Wow. Just wow. Milgrom has outdone himself. Not only has he summarized his two greatest accomplishments in woo, quantum homeopathy and the Vf (vital force) quantum gyrosocope, but he’s added a bulletproof woo rationale to explain why RCTs have consistently failed to demonstrate any efficacy due to homeopathy by invoking the Heisenberg Uncertainty Principle. I’m not entirely sure how the Heisenberg Uncertainty Principle could explain this difficulty, but it sure sounds all physics-y and impressive, doesn’t it? I suppose if homeopathy is claimed to “work” through a quantum entanglement of the practitioner, patient, and remedy, then it follows, in woo world, at least, that trying to observe this entanglement might affect it somehow. After all, in Milgrom’s world, where metaphor is the scientific argument, you might as well carry the metaphor to its conclusion, no matter how misguided and warped the metaphor is.

In a way, I’m glad that Homeopathy put all these articles in one issue. If you really want to see the intellectual bankruptcy–and, yes, outright bullshit–of homepaths and homeopathy, it’s all here on display for all to see. I will give them credit for one thing, though.

Some of their woo is really entertaining.

Comments

  1. #1 Luna_the_cat
    August 17, 2007

    Yow. “The profound meaning of this is that the act of observation in part creates that which is observed. Or, even more starkly, “The price of knowledge is the loss of an underlying ontological physical reality”.” My brain hurts now.

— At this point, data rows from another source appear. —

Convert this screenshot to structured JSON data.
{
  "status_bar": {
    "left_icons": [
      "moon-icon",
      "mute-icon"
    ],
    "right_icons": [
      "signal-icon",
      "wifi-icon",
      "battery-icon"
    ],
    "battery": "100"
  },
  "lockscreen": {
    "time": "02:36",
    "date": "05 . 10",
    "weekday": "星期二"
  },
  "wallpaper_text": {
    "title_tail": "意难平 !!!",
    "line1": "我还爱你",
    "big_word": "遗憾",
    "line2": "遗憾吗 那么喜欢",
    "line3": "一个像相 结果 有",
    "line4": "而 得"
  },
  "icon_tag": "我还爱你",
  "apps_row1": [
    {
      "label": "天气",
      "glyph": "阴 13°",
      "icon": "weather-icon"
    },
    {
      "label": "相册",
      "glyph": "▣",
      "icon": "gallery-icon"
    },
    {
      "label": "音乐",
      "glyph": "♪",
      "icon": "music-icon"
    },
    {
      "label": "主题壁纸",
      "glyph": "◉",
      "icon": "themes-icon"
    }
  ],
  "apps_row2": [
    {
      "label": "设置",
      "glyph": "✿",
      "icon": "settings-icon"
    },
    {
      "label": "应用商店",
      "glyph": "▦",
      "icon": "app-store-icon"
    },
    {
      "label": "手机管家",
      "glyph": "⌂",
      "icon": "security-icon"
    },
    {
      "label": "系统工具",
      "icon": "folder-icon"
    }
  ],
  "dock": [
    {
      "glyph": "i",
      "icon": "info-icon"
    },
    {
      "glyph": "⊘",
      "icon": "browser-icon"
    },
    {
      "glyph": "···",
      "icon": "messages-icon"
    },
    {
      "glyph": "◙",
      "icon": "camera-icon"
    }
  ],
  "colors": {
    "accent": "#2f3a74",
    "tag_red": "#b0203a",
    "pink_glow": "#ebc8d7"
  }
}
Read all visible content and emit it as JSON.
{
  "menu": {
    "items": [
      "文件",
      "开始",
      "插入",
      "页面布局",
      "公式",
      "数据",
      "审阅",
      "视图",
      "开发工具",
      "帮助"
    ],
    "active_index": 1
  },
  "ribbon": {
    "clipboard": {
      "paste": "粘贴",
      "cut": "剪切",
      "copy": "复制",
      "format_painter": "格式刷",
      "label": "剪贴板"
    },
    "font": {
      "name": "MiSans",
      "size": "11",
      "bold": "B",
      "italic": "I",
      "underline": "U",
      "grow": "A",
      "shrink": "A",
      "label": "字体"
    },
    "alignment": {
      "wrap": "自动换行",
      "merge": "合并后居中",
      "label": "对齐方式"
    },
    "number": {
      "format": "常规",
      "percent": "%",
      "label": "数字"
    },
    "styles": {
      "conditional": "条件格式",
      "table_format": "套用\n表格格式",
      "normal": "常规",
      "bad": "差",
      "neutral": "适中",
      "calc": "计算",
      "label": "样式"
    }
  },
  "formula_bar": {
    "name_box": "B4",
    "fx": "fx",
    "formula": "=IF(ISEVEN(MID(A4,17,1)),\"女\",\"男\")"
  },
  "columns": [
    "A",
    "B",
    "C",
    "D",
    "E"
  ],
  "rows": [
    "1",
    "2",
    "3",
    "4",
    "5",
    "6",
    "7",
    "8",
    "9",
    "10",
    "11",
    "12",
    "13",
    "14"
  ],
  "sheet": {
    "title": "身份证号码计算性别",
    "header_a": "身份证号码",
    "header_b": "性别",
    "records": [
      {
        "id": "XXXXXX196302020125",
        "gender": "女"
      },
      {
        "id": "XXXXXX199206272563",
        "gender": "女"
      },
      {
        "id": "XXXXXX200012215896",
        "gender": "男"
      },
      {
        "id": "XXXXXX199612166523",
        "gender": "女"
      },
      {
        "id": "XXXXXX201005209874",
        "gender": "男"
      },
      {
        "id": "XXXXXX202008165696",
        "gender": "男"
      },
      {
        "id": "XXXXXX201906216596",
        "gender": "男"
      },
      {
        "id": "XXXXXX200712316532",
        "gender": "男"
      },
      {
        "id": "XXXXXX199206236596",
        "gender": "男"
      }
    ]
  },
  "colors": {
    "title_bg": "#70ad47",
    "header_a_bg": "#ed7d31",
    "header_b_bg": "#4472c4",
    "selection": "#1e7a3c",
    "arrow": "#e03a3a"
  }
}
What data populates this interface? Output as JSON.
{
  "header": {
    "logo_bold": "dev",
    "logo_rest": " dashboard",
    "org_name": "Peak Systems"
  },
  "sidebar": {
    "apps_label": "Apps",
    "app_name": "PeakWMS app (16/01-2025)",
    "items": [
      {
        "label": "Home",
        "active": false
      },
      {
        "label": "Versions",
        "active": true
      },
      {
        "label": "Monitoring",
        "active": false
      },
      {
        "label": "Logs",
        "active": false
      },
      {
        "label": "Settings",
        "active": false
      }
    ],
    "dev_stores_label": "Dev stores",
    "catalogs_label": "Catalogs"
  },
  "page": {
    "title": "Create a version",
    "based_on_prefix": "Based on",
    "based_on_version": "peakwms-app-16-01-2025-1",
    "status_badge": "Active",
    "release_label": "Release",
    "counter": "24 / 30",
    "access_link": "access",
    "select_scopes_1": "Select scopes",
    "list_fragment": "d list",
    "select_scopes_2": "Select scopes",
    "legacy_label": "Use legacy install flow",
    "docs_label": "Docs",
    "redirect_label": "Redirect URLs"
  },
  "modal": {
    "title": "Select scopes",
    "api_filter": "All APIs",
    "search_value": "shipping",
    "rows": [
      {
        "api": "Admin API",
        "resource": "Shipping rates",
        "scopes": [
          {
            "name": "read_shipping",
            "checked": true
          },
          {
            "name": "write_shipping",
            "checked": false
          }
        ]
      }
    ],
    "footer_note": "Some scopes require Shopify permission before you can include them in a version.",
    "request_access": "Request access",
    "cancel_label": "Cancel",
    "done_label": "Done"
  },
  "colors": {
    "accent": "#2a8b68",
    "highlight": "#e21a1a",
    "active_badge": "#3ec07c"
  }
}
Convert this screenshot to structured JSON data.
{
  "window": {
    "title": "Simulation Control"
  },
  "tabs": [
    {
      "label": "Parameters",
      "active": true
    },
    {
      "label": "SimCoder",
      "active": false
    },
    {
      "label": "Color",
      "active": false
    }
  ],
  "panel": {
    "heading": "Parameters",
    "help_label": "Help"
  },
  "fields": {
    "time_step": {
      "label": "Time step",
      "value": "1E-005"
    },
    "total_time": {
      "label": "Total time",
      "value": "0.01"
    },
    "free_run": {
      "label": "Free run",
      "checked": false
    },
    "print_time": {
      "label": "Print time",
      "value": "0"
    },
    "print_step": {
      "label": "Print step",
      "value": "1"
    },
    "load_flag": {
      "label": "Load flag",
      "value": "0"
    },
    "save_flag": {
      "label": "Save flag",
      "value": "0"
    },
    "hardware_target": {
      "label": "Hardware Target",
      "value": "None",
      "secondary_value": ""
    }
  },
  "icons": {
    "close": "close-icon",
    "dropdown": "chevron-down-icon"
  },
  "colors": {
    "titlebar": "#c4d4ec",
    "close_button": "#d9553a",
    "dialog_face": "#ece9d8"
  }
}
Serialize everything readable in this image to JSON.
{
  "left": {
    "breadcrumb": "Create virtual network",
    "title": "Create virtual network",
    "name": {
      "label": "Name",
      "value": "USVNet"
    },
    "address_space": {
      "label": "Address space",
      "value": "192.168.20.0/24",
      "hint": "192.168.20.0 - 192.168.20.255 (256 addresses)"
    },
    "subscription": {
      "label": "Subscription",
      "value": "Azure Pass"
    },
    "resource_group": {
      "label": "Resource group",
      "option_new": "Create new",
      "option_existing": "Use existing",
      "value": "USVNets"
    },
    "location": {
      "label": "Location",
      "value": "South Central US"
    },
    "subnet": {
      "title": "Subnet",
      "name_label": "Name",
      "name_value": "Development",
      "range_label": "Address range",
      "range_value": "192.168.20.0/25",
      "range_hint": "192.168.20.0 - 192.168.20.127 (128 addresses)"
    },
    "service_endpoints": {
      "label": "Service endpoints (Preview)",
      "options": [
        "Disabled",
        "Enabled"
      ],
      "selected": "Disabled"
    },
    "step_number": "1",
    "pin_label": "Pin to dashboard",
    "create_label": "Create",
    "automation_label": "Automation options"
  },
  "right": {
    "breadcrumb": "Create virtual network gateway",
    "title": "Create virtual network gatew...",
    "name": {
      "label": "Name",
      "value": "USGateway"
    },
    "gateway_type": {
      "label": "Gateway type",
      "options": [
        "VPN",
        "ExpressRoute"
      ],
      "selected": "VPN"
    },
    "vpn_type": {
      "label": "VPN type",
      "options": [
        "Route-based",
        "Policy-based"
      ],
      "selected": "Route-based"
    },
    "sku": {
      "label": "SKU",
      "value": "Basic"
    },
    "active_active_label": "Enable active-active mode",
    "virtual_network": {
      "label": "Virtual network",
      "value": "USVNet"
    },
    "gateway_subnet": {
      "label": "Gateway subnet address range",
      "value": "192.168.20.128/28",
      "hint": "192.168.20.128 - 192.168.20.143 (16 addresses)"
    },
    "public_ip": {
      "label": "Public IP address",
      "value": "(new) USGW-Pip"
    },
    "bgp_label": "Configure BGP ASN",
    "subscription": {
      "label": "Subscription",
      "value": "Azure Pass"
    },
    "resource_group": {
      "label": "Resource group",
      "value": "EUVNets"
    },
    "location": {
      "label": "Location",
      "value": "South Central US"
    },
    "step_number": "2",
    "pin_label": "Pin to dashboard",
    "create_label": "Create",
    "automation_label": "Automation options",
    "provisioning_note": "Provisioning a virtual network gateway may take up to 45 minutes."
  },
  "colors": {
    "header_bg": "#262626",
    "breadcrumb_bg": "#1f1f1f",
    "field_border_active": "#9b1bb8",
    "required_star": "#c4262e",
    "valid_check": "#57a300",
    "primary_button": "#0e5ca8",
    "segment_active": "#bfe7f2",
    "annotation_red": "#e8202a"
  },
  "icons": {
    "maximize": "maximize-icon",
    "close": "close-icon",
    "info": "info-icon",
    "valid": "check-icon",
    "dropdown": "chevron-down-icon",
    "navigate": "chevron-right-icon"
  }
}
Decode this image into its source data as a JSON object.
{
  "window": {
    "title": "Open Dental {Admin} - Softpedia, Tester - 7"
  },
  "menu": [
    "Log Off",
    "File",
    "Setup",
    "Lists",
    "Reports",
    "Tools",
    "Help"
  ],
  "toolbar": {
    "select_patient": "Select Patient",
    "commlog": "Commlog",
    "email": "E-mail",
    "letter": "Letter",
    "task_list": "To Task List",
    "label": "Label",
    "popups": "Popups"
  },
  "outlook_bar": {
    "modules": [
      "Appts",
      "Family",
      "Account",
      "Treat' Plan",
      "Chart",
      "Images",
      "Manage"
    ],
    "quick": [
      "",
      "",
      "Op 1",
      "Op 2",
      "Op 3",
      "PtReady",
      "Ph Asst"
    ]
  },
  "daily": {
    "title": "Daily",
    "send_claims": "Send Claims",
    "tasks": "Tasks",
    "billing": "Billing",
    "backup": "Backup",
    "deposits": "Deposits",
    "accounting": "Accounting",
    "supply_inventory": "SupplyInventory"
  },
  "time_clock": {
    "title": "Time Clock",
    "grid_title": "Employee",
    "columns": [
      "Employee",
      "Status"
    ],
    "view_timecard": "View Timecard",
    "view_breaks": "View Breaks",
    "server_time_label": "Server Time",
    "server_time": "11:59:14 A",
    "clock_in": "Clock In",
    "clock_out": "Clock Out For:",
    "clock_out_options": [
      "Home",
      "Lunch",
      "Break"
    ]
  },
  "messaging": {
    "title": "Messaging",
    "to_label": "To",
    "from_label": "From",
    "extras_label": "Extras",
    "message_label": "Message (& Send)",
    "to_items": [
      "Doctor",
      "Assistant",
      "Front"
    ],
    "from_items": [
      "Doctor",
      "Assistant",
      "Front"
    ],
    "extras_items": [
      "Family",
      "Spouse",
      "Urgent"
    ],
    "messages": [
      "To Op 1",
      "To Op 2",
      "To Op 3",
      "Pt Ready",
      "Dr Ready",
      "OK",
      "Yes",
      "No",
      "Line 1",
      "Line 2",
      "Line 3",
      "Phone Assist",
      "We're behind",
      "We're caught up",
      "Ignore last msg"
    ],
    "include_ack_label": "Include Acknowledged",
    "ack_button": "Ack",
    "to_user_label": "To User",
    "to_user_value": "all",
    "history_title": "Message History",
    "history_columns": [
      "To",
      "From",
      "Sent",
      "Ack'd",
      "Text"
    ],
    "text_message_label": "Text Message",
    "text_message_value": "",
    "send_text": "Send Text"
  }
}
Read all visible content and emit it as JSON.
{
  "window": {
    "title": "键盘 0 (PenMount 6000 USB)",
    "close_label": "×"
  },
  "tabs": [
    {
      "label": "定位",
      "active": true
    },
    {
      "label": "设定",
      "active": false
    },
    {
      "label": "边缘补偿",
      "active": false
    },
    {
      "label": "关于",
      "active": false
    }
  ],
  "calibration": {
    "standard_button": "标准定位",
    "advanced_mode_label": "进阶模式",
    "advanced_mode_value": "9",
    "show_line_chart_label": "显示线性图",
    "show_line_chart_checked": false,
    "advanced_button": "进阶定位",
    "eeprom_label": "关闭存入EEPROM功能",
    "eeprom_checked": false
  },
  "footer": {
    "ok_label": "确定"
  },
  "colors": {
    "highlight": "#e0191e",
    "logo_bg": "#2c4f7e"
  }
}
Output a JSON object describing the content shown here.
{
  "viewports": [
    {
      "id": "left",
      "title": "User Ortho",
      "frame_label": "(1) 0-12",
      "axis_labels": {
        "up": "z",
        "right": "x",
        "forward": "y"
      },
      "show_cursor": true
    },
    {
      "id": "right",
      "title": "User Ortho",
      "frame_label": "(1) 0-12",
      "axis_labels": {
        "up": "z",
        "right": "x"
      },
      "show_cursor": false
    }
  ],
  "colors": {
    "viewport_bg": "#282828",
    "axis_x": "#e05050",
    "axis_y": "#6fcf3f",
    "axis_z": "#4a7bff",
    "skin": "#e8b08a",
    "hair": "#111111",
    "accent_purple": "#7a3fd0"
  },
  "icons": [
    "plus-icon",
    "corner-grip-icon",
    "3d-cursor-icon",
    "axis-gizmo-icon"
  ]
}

    Incidentally, you have my entire, wholehearted sympathy on the hayfever thing, given that I have wanted to spend this last week and a bit wanting to sand my own face off. But there may be hope; maybe I can go to Angel school, and find out how to get my angels top protect me from allergies.

  2. #2 vlad
    August 17, 2007

    The blatant abuse of badly understood principles. While I can see questionably justifiable logic to his argument about RCT one has to make an assumption. That the homeopath being used is actually himself part of the cure. To check this couldn’t you just blind the homeopath too (Lets not take my words too literally).

    I’d think it would be easy to check this by having someone else make the 10, 20 or 30C solutions. The person making the solution knows if it’s plecebo or not. The homeopath does not. Make sure the homeopath thinks he/she is not in the plecebo group. Then take a look at the results. It would also be nice if the mixing was done by a machine which will remove the mix makers bias from the equation. Look an RTC design in 5 minutes by a lowly engineer which I think would prove conclusively one way or the other. Yeah I know even EBM staff would probably poke huge holes in the design.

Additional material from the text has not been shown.